Another consideration in calculating these cost-benefits is the cost of LD eligibility determination using the traditional competing paradigm model described in concert with special education costs. Assuming the cost of a typical eligibility process is approximately $2,500 and also remembering that all LD students must undergo 3-year reevaluations, the cost of identifying and providing special education for LD students is almost twice that of educating general education students. As such, there may be long-term cost-benefits in adopting the responsiveness-to-intervention model, particularly in light of the following: (a) The average effect size of special education placement for LD students is about 0.30 (Kavale & Forness, 1999), (b) relatively few students get decertified as LD during their school careers, (c) early intensive reading interventions for poor readers (kindergarten-first grade) leads to GG or VGG in reading for about 50% of this population, and (d) intensive intervention may lead to a decertification of about 40% of children receiving this type of intervention.
The question for the LD field remains: How long do we implement an intervention before we determine that a child is an inadequate responder and thus eligible for more intensive special education services? Further, what is the cost of this intervention-based model relative to the traditional eligibility approach? Is the responsiveness-to-intervention approach more expedient in identifying students as LD so that intervention takes place earlier? How intense should this intervention be and how long should it last? Who should implement the intervention (teachers, paraprofessionals, reading specialists)? These questions must be addressed first when adopting a responsiveness-to-intervention approach to the identification of LD.
One must realize that some individuals have political, personal, financial, and/or other reasons in wanting to maintain the status quo in the classification of students as LD. This position is indefensible in light of the overwhelming evidence in the field that the IQ-discrepancy approach to LD identification is simply not valid and, most important, does not inform treatment decisions. These individuals may argue that a treatment-responsiveness model is analogous to confirming the accuracy of a cancer diagnosis by determining whether or not a treatment regimen of chemotherapy and radiation leads to remission. They might also argue that this approach does not improve the identification of students as LD, that it has some insurmountable measurement problems, that it leads to late identifications, and that it will be extremely expensive. However, it always should be remembered that these arguments are simply red herrings in the sea of abyss of what we now call LD.

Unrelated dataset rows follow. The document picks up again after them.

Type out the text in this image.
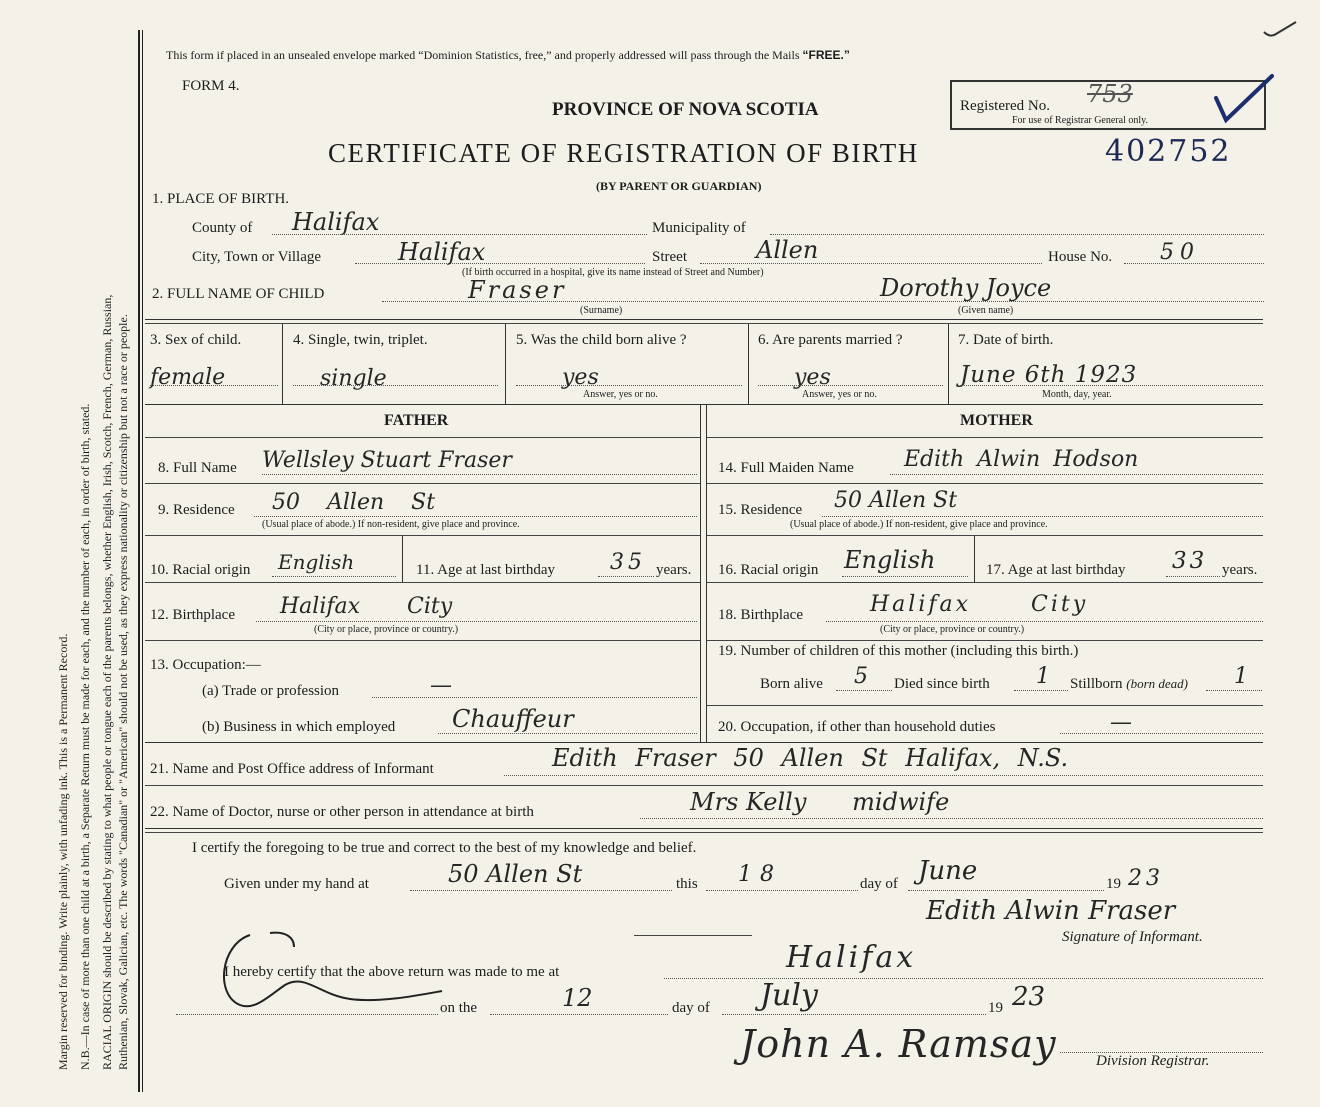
Margin reserved for binding. Write plainly, with unfading ink. This is a Permanent Record. N.B.—In case of more than one child at a birth, a Separate Return must be made for each, and the number of each, in order of birth, stated. RACIAL ORIGIN should be described by stating to what people or tongue each of the parents belongs, whether English, Irish, Scotch, French, German, Russian, Ruthenian, Slovak, Galician, etc. The words "Canadian" or "American" should not be used, as they express nationality or citizenship but not a race or people.
This form if placed in an unsealed envelope marked “Dominion Statistics, free,” and properly addressed will pass through the Mails “FREE.”
FORM 4.
PROVINCE OF NOVA SCOTIA	Registered No. 753
For use of Registrar General only.
CERTIFICATE OF REGISTRATION OF BIRTH	402752
(BY PARENT OR GUARDIAN)
1. PLACE OF BIRTH.
County of Halifax	Municipality of
City, Town or Village	Halifax	Street	Allen	House No. 50
(If birth occurred in a hospital, give its name instead of Street and Number)
2. FULL NAME OF CHILD	Fraser	Dorothy Joyce
(Surname)	(Given name)
3. Sex of child.
female
4. Single, twin, triplet.
single
5. Was the child born alive ?
yes
Answer, yes or no.
6. Are parents married ?
yes
Answer, yes or no.
7. Date of birth.
June 6th 1923
Month, day, year.
FATHER	MOTHER
8. Full Name Wellsley Stuart Fraser
9. Residence 50 Allen St
(Usual place of abode.) If non-resident, give place and province.
10. Racial origin English	11. Age at last birthday	35 years.
12. Birthplace Halifax City
(City or place, province or country.)
13. Occupation:—
(a) Trade or profession	—
(b) Business in which employed Chauffeur
14. Full Maiden Name Edith Alwin Hodson
15. Residence 50 Allen St
(Usual place of abode.) If non-resident, give place and province.
16. Racial origin English	17. Age at last birthday 33 years.
18. Birthplace	Halifax City
(City or place, province or country.)
19. Number of children of this mother (including this birth.)
Born alive 5 Died since birth 1 Stillborn (born dead) 1
20. Occupation, if other than household duties	—
21. Name and Post Office address of Informant	Edith Fraser 50 Allen St Halifax, N.S.
22. Name of Doctor, nurse or other person in attendance at birth	Mrs Kelly      midwife
I certify the foregoing to be true and correct to the best of my knowledge and belief.
Given under my hand at	50 Allen St	this 18	day of June	19 23
Edith Alwin Fraser
Signature of Informant.
I hereby certify that the above return was made to me at	Halifax
on the	12	day of July	19 23
John A. Ramsay	Division Registrar.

It is incumbent upon the LD field to focus on answering the critical questions using empirical findings for assessment and interventions provided in this paper as a foundation. Establishing an effective method for determining eligibility for LD that can be linked to intervention can go a long way toward decreasing, if not eliminating, the probability that learning disabilities will continue to be the sociological sponge that wipes up the spills of general education.